State Senator Pam Jochum (D) said owners of RYO machines that cost about $35,000 have set up storefronts where customers can purchase loose tobacco and tubes with or without filters and then rent the machine to produce up to 200 rolled cigarettes in about 10 minutes.

She said the products are assessed state sales tax but not cigarette or excise taxes like similar manufactured cigarettes.

"We are closing a technical tax loophole that has allowed these roll your owns to escape or evade taxation," said Jochum, floor manager of Senate File 2328--a wide-ranging bill offered by the state Department of Revenue that seeks a number of changes that includes treating cigarette rollers as vending machines and increasing the tax on store-rolled cigarettes.

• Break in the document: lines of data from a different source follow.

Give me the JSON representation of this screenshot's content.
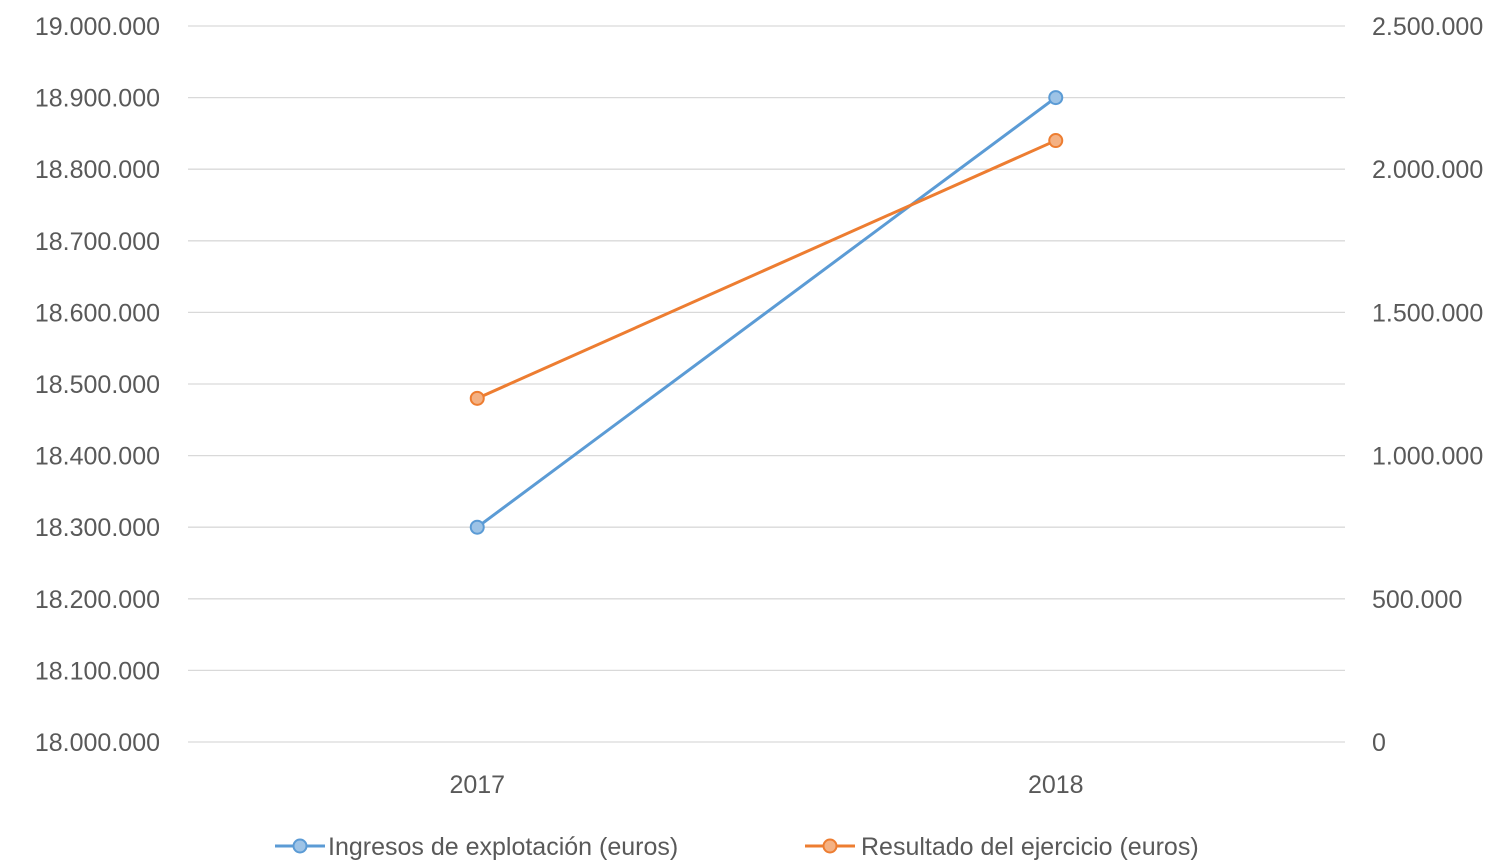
{
  "chart_data": {
    "type": "line",
    "categories": [
      "2017",
      "2018"
    ],
    "series": [
      {
        "name": "Ingresos de explotación (euros)",
        "axis": "left",
        "color": "#5B9BD5",
        "marker_fill": "#9DC3E6",
        "values": [
          18300000,
          18900000
        ]
      },
      {
        "name": "Resultado del ejercicio (euros)",
        "axis": "right",
        "color": "#ED7D31",
        "marker_fill": "#F4B183",
        "values": [
          1200000,
          2100000
        ]
      }
    ],
    "y_left": {
      "range": [
        18000000,
        19000000
      ],
      "ticks": [
        "18.000.000",
        "18.100.000",
        "18.200.000",
        "18.300.000",
        "18.400.000",
        "18.500.000",
        "18.600.000",
        "18.700.000",
        "18.800.000",
        "18.900.000",
        "19.000.000"
      ]
    },
    "y_right": {
      "range": [
        0,
        2500000
      ],
      "ticks": [
        "0",
        "500.000",
        "1.000.000",
        "1.500.000",
        "2.000.000",
        "2.500.000"
      ]
    },
    "grid": true,
    "legend_position": "bottom"
  }
}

The tax change sought by the state revenue department would not apply to hand-rolled cigarettes that consumers who purchase loose tobacco might make at work or home, said the report.

Jochum said she views the issue as one of tax equity in requiring owners of RYO machines to pay the same tax that cigarette makers pay.

However, Jeffrey Burd, an Ohio attorney representing a company with RYO machines in Iowa, said the situation in Iowa is a "very unholy alliance" of anti-smoking advocates and big tobacco manufacturers, distributors and retailers working together to snuff out a budding business.

"They don't want to level the playing field, they want to demolish the playing field," he told the newspaper. Burd contended that people who roll their own cigarettes pay tobacco tax at a rate of 50% of the wholesale price of the tobacco and the idea that a loophole exists in Iowa's law "is a myth."

He said the provisions in S.F. 2328 would put small businesspeople who purchased RYO machines out of business.

"This bill would treat some people who roll their own cigarettes differently than others," Burd said. He noted that similar efforts have been tried in at least 26 states, with a few succeeding but most failing.

Jochum said proponents try to portray the RYO operations as mom-and-pop shops, but generally the businesses are operated by out-of-state owners who have placed machines in Dubuque, Marion, Davenport and Burlington. With five machines currently known in Iowa and at least six more on order, the Dubuque Democrat said she hopes lawmakers get in front on the taxation issue to avoid a repeat of the TouchPlay situation where businesses who purchased state lottery devices were hurt when the legislature pulled the plug on the program.

"Our concern is a lot of innocent people will purchase [RYO machines] only to have the state say you can't do it," she said. "We're trying to address it early on before this blossoms into something very large."